Un violento ataque armado en la comunidad de Texcalapa de Juárez sacude al estado de Puebla, dejando un saldo de nueve víctimas mortales en lo que se presume como un presunto ajuste de cuentas entre agrupaciones delictivas.

Un panorama de profunda consternación envuelve a la zona de la Mixteca poblana tras registrarse un brutal ataque que cobró la vida de los integrantes de un núcleo familiar entero. El trágico suceso se escenificó en la localidad de Texcalapa de Juárez, situada en el municipio de Tehuitzingo, en el estado de Puebla, México, donde un comando fuertemente armado irrumpió de forma violenta en una vivienda particular.

Los hechos comenzaron a difundirse públicamente durante los primeros minutos de este domingo, luego de que las centralitas de emergencia recibieran llamadas de alerta sobre múltiples detonaciones de armas de fuego al interior del domicilio afectado. Elementos de los cuerpos de seguridad pública y técnicos en urgencias médicas se trasladaron con prontitud al sitio indicado, localizando una escena desgarradora: múltiples personas heridas con impactos de bala y atadas de manos.

El personal de auxilio confirmó en el lugar del incidente el deceso de un total de nueve personas pertenecientes a la misma familia. Las víctimas mortales del ataque directo quedaron desglosadas de la siguiente manera por las autoridades correspondientes:

  • Seis personas del sexo masculino, entre las que se contabilizaban de forma trágica dos menores de edad, de 10 y 14 años respectivamente.
  • Dos mujeres adultas, quienes perdieron la vida de forma instantánea en el lugar de la agresión.
  • Una bebé de apenas un mes y veinte días de nacida, alcanzada fatalmente por los proyectiles de arma de fuego.

Durante la intervención médica inicial, los paramédicos lograron estabilizar a una tercera mujer que aún presentaba signos vitales debilitados. Sin embargo, pese a los esfuerzos de reanimación y el rápido inicio de su traslado hacia un centro hospitalario de la región, la víctima falleció debido a la gravedad de las heridas justo al pasar por el crucero vial conocido localmente como “El Pitayo”.

Por las crudas características del multihomicidio y el nivel de saña empleado por los agresores, los primeros reportes policiales sugieren que el móvil del crimen responde a una presunta venganza o un severo ajuste de cuentas entre facciones operativas de la delincuencia organizada que disputan la hegemonía de la zona.

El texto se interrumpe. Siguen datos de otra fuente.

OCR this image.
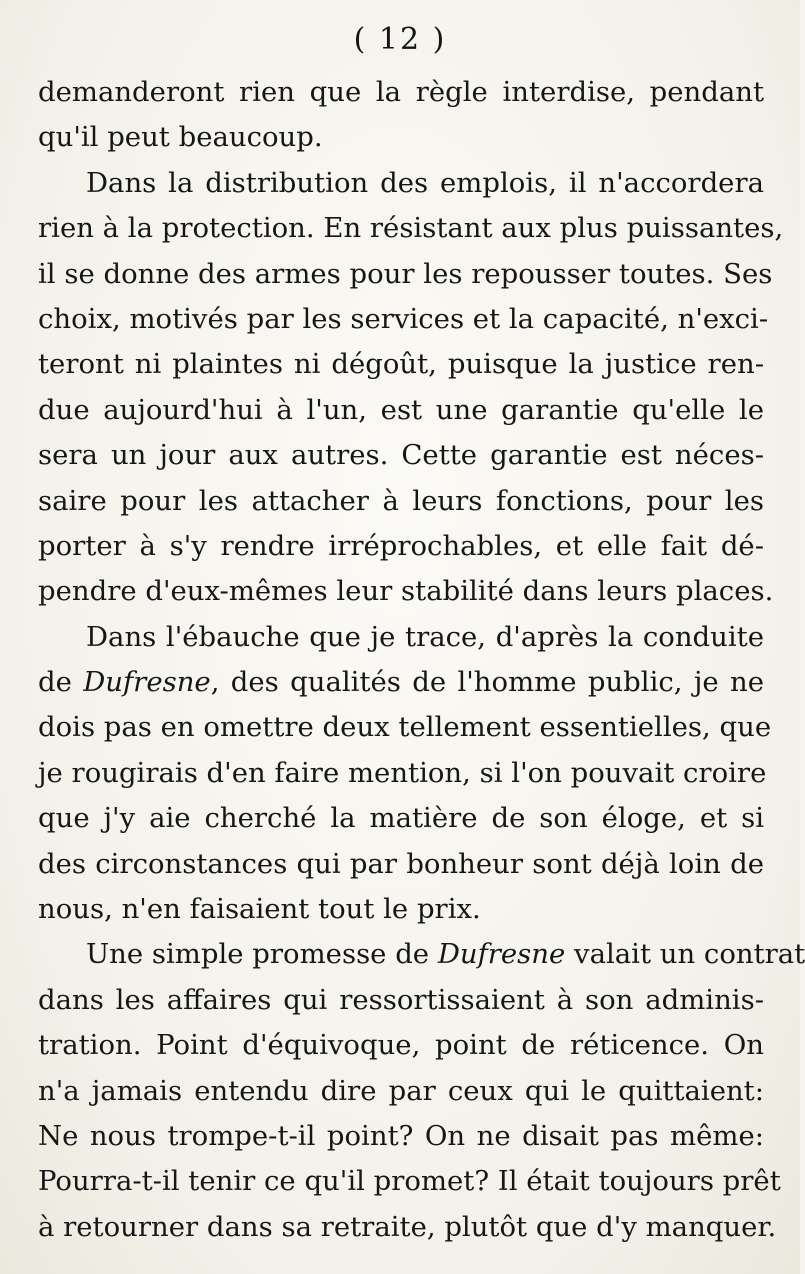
( 12 )
demanderont rien que la règle interdise, pendant
qu'il peut beaucoup.
Dans la distribution des emplois, il n'accordera
rien à la protection. En résistant aux plus puissantes,
il se donne des armes pour les repousser toutes. Ses
choix, motivés par les services et la capacité, n'exci-
teront ni plaintes ni dégoût, puisque la justice ren-
due aujourd'hui à l'un, est une garantie qu'elle le
sera un jour aux autres. Cette garantie est néces-
saire pour les attacher à leurs fonctions, pour les
porter à s'y rendre irréprochables, et elle fait dé-
pendre d'eux-mêmes leur stabilité dans leurs places.
Dans l'ébauche que je trace, d'après la conduite
de Dufresne, des qualités de l'homme public, je ne
dois pas en omettre deux tellement essentielles, que
je rougirais d'en faire mention, si l'on pouvait croire
que j'y aie cherché la matière de son éloge, et si
des circonstances qui par bonheur sont déjà loin de
nous, n'en faisaient tout le prix.
Une simple promesse de Dufresne valait un contrat
dans les affaires qui ressortissaient à son adminis-
tration. Point d'équivoque, point de réticence. On
n'a jamais entendu dire par ceux qui le quittaient:
Ne nous trompe-t-il point? On ne disait pas même:
Pourra-t-il tenir ce qu'il promet? Il était toujours prêt
à retourner dans sa retraite, plutôt que d'y manquer.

Ante la magnitud de la tragedia, el perímetro fue acordonado de inmediato por las corporaciones policiales de los tres niveles de gobierno, quienes mantuvieron bajo estricto resguardo el acceso a la propiedad privada mientras notificaban formalmente al Ministerio Público. Paralelamente, se desplegó un intenso despliegue operativo en las vías aledañas del municipio para tratar de dar con el paradero de los perpetradores de la masacre.

Minutos más tarde, arribaron al sitio los peritos forenses y agentes investigadores adscritos a la Coordinación General Especializada en Investigación de Homicidios Dolosos. Este cuerpo especializado llevó a cabo la recolección de indicios balísticos y coordinó las respectivas diligencias para el levantamiento de los cadáveres.

La Fiscalía General de la República y la instancia estatal encargada de procurar justicia en Puebla emitieron un comunicado oficial ratificando el inicio de las carpetas de investigación correspondientes. La dependencia remarcó que las indagatorias continuarán de forma ininterrumpida hasta esclarecer el motivo detrás de esta agresión armada e identificar plenamente a cada uno de los responsables.

Expertos en materia de seguridad y miembros de la comunidad han externado su profunda preocupación por el incremento de las hostilidades en la demarcación. Vecinos de la zona señalaron que este punto geográfico ha presentado incidentes delictivos previos de alto impacto, recordando que en las proximidades de la escuela primaria Himno Nacional, ubicada en la sección primera de este mismo municipio, un hombre fue ultimado a tiros por desconocidos en fechas pasadas, lo que acentúa la sensación de urgencia ante la delincuencia.